Gastkommentar von Necla Kelek: Über das Kopftuch von Chanel
Eine Frankfurter Ausstellung zeigt moderne muslimische Mode – das ist falsch verstandene Vielfalt, schreibt Gastautorin Necla Kelek in ihrem Kommentar.
Von Necla Kelek
Jetzt teilen:
Jetzt teilen:
Kleider "mit hochaufragendem Turban aus Seidenchiffon oder einer aufgeblähten, mit Edelsteinen besetzen Bomberjacke mit riesigen Pump-Ärmeln und Schulterstücken mit Hörnern" sind für den FAZ-Rezensenten der Ausstellung "Modest Muslim Fashion" in Frankfurt auch ein "Zeichen der Abgrenzung gegen eine als ausgrenzend empfundene Gesellschaft". Der Ausstellungsdirektor wundert sich über den Protest, den Frauenrechtlerinnen gegen die Ausstellung über moderne muslimische Mode vorbringen.

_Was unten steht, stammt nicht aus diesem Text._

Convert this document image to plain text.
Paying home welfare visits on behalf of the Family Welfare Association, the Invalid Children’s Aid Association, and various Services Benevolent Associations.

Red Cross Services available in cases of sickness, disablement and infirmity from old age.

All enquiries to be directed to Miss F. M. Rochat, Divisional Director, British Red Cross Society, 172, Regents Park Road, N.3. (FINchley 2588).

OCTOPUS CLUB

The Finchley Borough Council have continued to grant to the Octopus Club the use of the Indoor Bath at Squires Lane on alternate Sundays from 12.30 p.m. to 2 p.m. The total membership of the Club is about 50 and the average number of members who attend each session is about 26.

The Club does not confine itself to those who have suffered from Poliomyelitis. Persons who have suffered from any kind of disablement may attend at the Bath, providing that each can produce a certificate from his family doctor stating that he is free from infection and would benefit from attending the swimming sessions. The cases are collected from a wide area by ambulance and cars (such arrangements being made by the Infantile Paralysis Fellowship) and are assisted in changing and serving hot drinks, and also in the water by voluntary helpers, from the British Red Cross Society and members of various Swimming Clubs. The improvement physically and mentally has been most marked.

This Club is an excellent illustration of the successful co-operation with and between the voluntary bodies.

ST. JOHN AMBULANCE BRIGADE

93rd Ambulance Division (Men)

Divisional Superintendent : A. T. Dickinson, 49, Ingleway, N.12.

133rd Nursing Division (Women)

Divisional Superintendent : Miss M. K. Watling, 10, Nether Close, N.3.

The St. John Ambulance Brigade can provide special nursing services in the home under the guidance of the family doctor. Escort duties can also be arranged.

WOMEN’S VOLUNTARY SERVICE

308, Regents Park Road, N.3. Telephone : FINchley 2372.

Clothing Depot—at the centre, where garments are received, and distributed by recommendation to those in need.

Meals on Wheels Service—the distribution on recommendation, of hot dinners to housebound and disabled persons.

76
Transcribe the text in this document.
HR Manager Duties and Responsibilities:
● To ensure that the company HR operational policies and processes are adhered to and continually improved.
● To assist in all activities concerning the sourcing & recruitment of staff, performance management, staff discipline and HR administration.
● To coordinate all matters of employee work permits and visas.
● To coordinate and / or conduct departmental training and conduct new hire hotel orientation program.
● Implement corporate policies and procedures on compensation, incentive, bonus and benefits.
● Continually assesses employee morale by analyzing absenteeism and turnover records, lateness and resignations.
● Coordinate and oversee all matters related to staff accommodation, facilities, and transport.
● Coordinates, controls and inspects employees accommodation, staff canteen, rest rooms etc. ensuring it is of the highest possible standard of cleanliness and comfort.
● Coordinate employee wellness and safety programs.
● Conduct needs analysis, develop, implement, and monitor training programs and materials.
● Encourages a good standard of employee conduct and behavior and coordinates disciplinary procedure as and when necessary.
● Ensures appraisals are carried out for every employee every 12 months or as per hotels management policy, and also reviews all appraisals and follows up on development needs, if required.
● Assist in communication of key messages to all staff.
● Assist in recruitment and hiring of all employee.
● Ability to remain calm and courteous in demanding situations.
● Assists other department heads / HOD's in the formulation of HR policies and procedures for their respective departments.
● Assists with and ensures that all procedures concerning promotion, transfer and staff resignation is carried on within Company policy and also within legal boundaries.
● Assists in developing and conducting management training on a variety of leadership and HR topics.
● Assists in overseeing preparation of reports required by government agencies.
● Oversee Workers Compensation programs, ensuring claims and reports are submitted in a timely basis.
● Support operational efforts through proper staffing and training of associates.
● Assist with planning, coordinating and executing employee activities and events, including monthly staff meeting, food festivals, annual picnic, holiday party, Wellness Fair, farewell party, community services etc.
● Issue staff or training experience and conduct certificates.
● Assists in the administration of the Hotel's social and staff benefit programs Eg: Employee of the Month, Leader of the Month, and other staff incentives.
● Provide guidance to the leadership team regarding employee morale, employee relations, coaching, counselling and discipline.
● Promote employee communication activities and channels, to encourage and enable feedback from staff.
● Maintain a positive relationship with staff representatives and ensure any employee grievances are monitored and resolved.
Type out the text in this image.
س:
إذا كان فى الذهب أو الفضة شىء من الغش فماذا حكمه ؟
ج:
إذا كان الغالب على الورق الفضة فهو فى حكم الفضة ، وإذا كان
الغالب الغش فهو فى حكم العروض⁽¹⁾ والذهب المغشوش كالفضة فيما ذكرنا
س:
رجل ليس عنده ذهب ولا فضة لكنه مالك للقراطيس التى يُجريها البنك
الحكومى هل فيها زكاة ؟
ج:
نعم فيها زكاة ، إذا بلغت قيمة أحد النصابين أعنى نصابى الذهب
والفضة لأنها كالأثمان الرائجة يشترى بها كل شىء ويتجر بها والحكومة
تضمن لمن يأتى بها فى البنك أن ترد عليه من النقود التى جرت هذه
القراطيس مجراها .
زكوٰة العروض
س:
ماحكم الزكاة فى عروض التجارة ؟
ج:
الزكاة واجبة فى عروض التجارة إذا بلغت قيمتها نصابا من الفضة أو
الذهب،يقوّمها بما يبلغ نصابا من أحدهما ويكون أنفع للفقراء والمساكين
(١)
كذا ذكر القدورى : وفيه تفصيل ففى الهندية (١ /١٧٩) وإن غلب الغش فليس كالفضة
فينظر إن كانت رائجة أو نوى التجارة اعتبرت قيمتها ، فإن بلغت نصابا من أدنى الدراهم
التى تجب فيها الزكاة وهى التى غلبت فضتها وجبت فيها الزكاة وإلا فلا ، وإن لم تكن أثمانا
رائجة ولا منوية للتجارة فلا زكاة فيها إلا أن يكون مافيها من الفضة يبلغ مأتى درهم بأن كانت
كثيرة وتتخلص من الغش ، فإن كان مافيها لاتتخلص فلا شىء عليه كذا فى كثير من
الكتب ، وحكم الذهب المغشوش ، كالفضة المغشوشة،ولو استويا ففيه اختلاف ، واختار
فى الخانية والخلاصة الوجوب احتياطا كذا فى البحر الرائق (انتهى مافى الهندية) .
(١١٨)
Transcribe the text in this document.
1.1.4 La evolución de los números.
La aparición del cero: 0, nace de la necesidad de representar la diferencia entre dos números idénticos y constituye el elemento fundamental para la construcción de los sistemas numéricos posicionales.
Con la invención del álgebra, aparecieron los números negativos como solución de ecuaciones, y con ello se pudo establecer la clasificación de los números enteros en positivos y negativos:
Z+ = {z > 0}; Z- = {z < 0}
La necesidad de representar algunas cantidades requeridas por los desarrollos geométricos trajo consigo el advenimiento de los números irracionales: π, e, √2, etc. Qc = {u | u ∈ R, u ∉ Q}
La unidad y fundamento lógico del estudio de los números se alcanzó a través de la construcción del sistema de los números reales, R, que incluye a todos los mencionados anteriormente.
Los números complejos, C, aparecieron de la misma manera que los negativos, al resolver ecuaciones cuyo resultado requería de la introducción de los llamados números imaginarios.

Die Apartheid muslimischer Frauen wird in der Show auf die intellektuelle Frage reduziert, ob die Kopf- und Körperfessel Hijab von Chanel oder Prada schicker designt ist; und mit Ausgrenzung meint der Kritiker nicht den islamischen Harem, sondern die irritierten Blicke der westlichen Betrachter. Aber er sieht auch eine politische Dimension: "Es kulminiert in der Frankfurter Ausstellung der ganze globale Bürgerkrieg um Identität und Anerkennung." Ein "Bürgerkrieg", besser wohl Kulturkampf, den der organisierte politische Islam seit der Machtübernahme der Mullahs im Iran an der Seite der Ölstaaten mit Petrodollars führt, die an der Kulturfront zum Beispiel solche Ausstellungen möglich machen mit großzügiger Unterstützung der Quatar Foundation.
Auf die Seite dieses missionarischen identitären Islam haben sich - freiwillig, bewusst oder unwissend - in Deutschland vor allem diejenigen geschlagen, die im Namen der Vielfalt, des Antirassismus gegen sogenannte Islamophobie auftreten. Dazu gehören auch Politiker, die lieber Apartheid von Frauen im Namen der Religionsfreiheit tolerieren, als in den Verdacht zu geraten, populistisch oder islamophob zu sein.
Unsere Gastautorin Necla Kelek ist Soziologin und Autorin. Sie beschäftigt sich mit dem Thema Islam.
So argumentieren aktuell 110 "diskriminierungskritische Pädagog*innen" gegen ein Verbot des Kinderkopftuchs an Schulen; eine Forderung, für die die Menschenrechtsorganisation Terre des Femmes Unterschriften sammelt. Das Kopftuch, behaupten diese Lehrer, würde muslimischen Kindern helfen, "selbstbestimmt ihr Leben zu gestalten". Und: "Ein Kopftuchverbot für Minderjährige würde zudem manchen Mädchen den Zugang zu Bildungseinrichtungen verwehren." Sprich: Wir sind für das Kopftuch, weil der Vater die Tochter sonst nicht zur Schule lässt. Nicht die Ausgrenzung von Frauen durch Kleidung oder Stigmatisierung von Kindern als Sexualwesen wird problematisiert, nicht die Herrschaft der Männer über die Frauen, sondern das Recht, anders zu sein. Selbstbestimmung wird reduziert auf die Freiheit, Form und Farbe des Kopftuches zu wählen. Nicht die Vermittlung von Freiheitswerten, sondern die eines gleichmacherischen Kulturrelativismus ist die Position von einer nicht kleinen Zahl von Lehrenden an unseren Universitäten und Hochschulen.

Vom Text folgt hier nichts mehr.